Restaurant life

VS

Victor de la Serna
Wine pricing: Modest resto in Brittany, France, middling 2010 muscadet, 20. Modest resto in Vitoria, Spain, 1989 white Tondonia Reserva, 20
 
but have you adjusted for cost of living in the respective regions? Wait, what am I saying, these figures *define* the cost of living.
 
Per capita GDP in Spain's Basque Country (2009), 32,000 euros; per capita GDP in France's Brittany (2009), 26,500 euros.
 
Brittany is France's rust belt. Though the lobsters... € € €.

So, VS, what is the logic behind the Tondonia pricing?
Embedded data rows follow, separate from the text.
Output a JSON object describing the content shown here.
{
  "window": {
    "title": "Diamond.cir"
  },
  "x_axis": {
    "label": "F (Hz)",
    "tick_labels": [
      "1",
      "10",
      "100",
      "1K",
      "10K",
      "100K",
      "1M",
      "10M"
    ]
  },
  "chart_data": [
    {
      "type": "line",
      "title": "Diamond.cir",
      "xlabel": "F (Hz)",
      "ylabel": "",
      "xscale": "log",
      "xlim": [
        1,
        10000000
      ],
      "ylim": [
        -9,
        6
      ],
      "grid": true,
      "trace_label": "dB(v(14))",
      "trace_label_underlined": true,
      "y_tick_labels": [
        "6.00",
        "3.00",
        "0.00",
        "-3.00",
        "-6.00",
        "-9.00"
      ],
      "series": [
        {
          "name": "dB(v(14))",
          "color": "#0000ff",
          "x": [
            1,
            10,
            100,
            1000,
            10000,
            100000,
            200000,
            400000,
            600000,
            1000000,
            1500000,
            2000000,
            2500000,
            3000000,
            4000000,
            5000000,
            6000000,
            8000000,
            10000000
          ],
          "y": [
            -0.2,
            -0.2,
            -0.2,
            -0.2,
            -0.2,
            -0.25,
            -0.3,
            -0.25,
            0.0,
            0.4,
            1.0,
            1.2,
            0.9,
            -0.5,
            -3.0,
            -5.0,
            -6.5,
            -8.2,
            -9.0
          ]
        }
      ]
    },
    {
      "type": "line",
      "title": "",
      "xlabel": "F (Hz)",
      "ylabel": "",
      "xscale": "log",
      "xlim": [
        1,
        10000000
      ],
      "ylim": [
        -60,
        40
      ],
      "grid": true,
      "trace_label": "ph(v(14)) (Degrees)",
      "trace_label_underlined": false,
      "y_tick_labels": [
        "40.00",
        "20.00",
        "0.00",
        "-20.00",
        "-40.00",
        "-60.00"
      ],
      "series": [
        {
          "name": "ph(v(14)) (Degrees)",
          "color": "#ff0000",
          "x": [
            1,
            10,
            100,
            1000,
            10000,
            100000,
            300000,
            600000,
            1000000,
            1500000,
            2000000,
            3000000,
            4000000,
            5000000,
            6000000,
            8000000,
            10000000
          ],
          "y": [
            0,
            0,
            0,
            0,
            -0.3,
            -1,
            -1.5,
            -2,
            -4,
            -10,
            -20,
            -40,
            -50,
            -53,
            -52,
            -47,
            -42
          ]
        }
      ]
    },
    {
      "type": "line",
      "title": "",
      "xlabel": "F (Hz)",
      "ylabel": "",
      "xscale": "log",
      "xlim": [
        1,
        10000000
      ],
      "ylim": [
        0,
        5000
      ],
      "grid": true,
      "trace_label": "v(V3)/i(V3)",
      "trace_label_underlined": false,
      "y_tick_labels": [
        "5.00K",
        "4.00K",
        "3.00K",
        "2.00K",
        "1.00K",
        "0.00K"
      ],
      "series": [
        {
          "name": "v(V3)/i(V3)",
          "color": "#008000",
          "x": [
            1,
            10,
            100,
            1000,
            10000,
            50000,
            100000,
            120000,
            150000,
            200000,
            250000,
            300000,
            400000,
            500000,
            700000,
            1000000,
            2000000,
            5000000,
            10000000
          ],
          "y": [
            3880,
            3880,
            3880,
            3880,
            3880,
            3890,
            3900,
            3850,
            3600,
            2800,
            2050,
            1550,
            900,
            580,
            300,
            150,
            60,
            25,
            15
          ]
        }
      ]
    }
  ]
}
I remember going to a random Muscadet producer in the Côtes de Grandlieu a few years ago, and the Gros Plant was 2.13 € a bottle, the Muscadet 2.45 €, and the chardonnay 2.83 €.

Greedy bistro owners?
 
Seriously. Who in Brittany is paying more than 4 for Muscadet, bar old vintages or fab special cuvees?
 
Have you found muscadet for 4 euros in French restaurants? Not me. Actually, I mean sur lie, but never from top names like Écu, Landron or Luneau-Papin, and always very recent vintages: in a week in Brittany, never under 16-17 euros. The last meal, at a place called Auberge du Pont (idyllic setting, mediocre food) at Paluden, was when it went up to 20 euros.

In Vitoria, the very good price for white Tondonia was probably due to the fact that at a modest (but good), middle-class 'tasca' like Casa Felipe they probably sell little 'expensive' white (not a very popular category around these parts). So they probably got the vintage for around 14 euros (the current '93 is 17 euros), didn't raise the price, and maintained their overall, extremely prudent margin level.
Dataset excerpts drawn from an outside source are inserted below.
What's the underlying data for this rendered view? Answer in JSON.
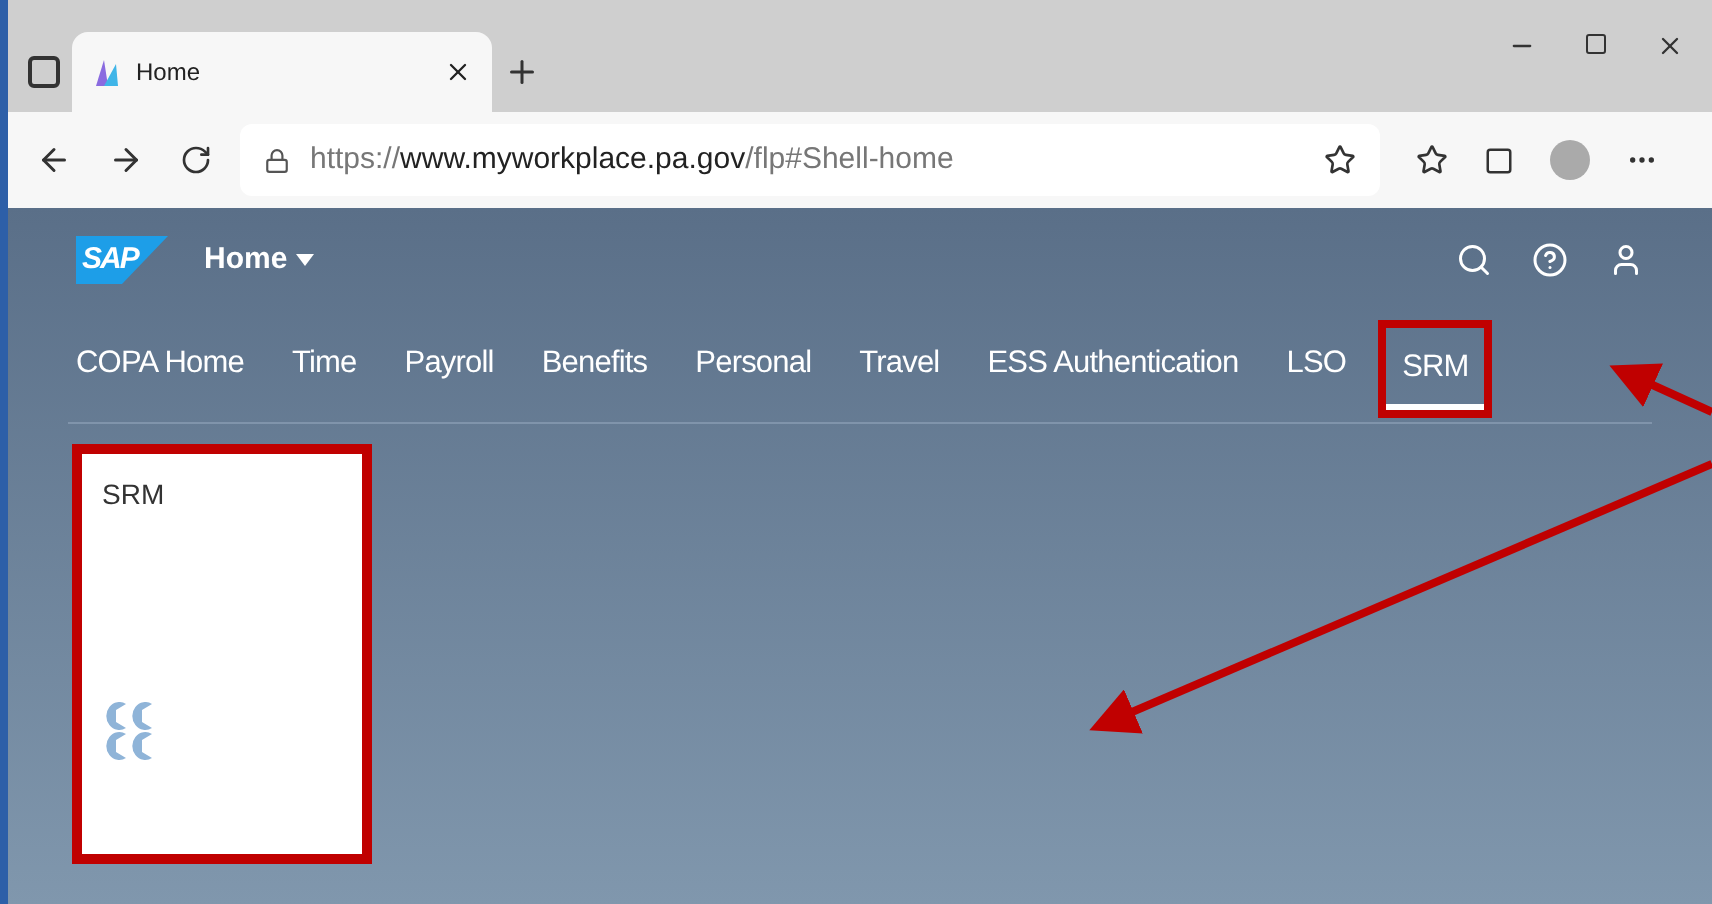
{
  "browser": {
    "tabs": [
      {
        "title": "Home",
        "selected": true
      }
    ],
    "url": {
      "scheme": "https://",
      "host": "www.myworkplace.pa.gov",
      "path": "/flp#Shell-home"
    }
  },
  "shell": {
    "logo": "SAP",
    "title": "Home",
    "nav": [
      {
        "label": "COPA Home",
        "selected": false,
        "highlighted": false
      },
      {
        "label": "Time",
        "selected": false,
        "highlighted": false
      },
      {
        "label": "Payroll",
        "selected": false,
        "highlighted": false
      },
      {
        "label": "Benefits",
        "selected": false,
        "highlighted": false
      },
      {
        "label": "Personal",
        "selected": false,
        "highlighted": false
      },
      {
        "label": "Travel",
        "selected": false,
        "highlighted": false
      },
      {
        "label": "ESS Authentication",
        "selected": false,
        "highlighted": false
      },
      {
        "label": "LSO",
        "selected": false,
        "highlighted": false
      },
      {
        "label": "SRM",
        "selected": true,
        "highlighted": true
      }
    ],
    "tiles": [
      {
        "title": "SRM",
        "highlighted": true
      }
    ]
  },
  "annotations": [
    {
      "kind": "arrow"
    },
    {
      "kind": "arrow"
    }
  ]
}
Fivefold increases and such other French follies are practically unheard of south of the Pyrenees, even for very ritzy three-star places. Even the recently deceased (no, not from a lack of wine-related income) El Bulli had what I consider a comparatively inexpensive wine list.
 
originally posted by kirk wallace:
about $85 on the Union Square Cafe list
For $85, El Bulli would serve you a 2004 Latour-Giraud Meursault Genevrières, a 1998 Jean-Marc Boillot Puligny-Montrachet Referts. For less money, a 2004 Dom. de la Sansonnière Anjou, a 2004 Sarda-Malet Terroir Mailloles Blanc Côtes du Roussillon, a 2007 Do Ferreiro Cepas Vellas Rías Baixas.
 
originally posted by VS:
originally posted by kirk wallace:
about $85 on the Union Square Cafe list
For $85, El Bulli would serve you a 2004 Latour-Giraud Meursault Genevrières, a 1998 Jean-Marc Boillot Puligny-Montrachet Referts. For less money, a 2004 Dom. de la Sansonnière Anjou, a 2004 Sarda-Malet Terroir Mailloles Blanc Côtes du Roussillon, a 2007 Do Ferreiro Cepas Vellas Rías Baixas.
So twist the knife.
 
originally posted by VS:
Restaurant lifeWine pricing: Modest resto in Brittany, France, middling 2010 muscadet, 20. Modest resto in Vitoria, Spain, 1989 white Tondonia Reserva, 20

Yeah, but you fucking hate Tondonia.

And in Spain, all the wine is cooked.

Drinking in euros is a fools game, anyway. At least for us AA+ Americans.